| lists.openwall.net | lists / announce owl-users owl-dev john-users john-dev passwdqc-users yescrypt popa3d-users / oss-security kernel-hardening musl sabotage tlsify passwords / crypt-dev xvendor / Bugtraq Full-Disclosure linux-kernel linux-netdev linux-ext4 linux-hardening linux-cve-announce PHC | |
|
Open Source and information security mailing list archives
| ||
|
Date: Wed, 09 Apr 2008 14:41:02 +0800
From: "Huang, Ying" <ying.huang@...el.com>
To: Herbert Xu <herbert@...dor.apana.org.au>,
"Adam J. Richter" <adam@...drasil.com>,
Alexander Kjeldaas <astor@...t.no>,
Sebastian Siewior <linux-crypto@...breakpoint.cc>,
akpm@...ux-foundation.org
Cc: linux-kernel@...r.kernel.org, linux-crypto@...r.kernel.org
Subject: [PATCH -mm crypto] AES: x86_64 asm implementation optimization
This patch increases the performance of AES x86-64 implementation. The
average increment is more than 6.3% and the max increment is
more than 10.2% on Intel CORE 2 CPU. The performance increment is
gained via the following methods:
- Two additional temporary registers are used to hold the subset of
the state, so that the dependency between instructions is reduced.
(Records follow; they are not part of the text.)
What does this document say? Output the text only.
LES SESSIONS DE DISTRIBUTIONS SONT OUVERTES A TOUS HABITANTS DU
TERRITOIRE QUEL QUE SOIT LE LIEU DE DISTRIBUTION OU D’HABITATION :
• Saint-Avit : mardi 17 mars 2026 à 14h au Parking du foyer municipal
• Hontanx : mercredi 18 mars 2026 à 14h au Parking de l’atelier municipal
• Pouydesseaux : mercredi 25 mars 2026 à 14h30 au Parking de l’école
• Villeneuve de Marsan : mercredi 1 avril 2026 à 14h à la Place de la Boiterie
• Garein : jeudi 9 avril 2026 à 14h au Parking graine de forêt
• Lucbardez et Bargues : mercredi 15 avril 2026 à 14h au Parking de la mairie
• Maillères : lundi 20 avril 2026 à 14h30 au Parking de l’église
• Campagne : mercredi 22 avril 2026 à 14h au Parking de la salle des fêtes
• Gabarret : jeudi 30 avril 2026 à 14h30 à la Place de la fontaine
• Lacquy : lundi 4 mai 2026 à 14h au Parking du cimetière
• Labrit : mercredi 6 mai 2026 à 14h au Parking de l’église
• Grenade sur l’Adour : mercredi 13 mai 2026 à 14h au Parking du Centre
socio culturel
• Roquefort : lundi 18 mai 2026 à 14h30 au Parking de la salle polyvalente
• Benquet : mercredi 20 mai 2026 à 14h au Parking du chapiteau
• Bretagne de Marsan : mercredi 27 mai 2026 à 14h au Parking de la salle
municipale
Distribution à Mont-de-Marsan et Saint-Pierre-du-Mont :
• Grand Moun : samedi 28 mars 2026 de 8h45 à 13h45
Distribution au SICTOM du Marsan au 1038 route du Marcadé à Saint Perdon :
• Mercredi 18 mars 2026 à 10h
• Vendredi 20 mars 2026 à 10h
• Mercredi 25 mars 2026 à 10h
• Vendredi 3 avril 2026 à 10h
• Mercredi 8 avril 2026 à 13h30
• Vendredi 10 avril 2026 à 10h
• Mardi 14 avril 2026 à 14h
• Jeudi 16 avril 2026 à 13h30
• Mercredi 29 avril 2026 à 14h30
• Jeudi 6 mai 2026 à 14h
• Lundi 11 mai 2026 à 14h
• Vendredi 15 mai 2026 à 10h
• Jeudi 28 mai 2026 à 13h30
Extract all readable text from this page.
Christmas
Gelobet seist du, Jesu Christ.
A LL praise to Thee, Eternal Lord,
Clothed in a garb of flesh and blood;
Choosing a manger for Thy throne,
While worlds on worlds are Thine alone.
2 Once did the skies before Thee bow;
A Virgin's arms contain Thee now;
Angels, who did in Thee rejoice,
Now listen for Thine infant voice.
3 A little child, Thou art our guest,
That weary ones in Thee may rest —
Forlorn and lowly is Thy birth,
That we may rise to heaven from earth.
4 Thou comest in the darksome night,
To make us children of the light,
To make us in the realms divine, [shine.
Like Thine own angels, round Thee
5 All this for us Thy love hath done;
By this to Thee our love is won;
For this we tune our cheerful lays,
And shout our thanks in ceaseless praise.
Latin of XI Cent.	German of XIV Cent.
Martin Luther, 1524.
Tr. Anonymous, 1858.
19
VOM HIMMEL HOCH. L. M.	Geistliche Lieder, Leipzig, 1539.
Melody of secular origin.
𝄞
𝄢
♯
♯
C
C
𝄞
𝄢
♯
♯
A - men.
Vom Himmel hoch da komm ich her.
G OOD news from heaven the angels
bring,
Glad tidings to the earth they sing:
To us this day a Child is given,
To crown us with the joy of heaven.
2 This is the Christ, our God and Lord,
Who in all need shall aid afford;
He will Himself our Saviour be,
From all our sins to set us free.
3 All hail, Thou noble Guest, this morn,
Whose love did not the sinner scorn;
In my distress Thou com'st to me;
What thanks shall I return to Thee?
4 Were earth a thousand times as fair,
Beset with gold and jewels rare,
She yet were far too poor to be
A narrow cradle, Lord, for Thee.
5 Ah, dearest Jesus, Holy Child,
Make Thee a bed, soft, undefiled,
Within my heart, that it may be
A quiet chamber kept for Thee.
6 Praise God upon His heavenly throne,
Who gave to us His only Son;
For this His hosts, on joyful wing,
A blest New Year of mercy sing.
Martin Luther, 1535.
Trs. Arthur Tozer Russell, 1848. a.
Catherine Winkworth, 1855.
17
- The expanded key is loaded via 2 64bit load instead of 4 32-bit load.
This patch is based on 2.6.25-rc8-mm1.
The file attached is the test data via: modprobe tcrypt mode=200
- dmesg_1_core-stockn: stock kernel data
- dmesg_1_core-op4n: patched kernel data
- percent.txt: (time_patched - time_stock) / time_stock * 100
Signed-off-by: Huang Ying <ying.huang@...el.com>
---
arch/x86/crypto/aes-x86_64-asm_64.S | 101 ++++++++++++++++++++----------------
include/crypto/aes.h | 1
2 files changed, 58 insertions(+), 44 deletions(-)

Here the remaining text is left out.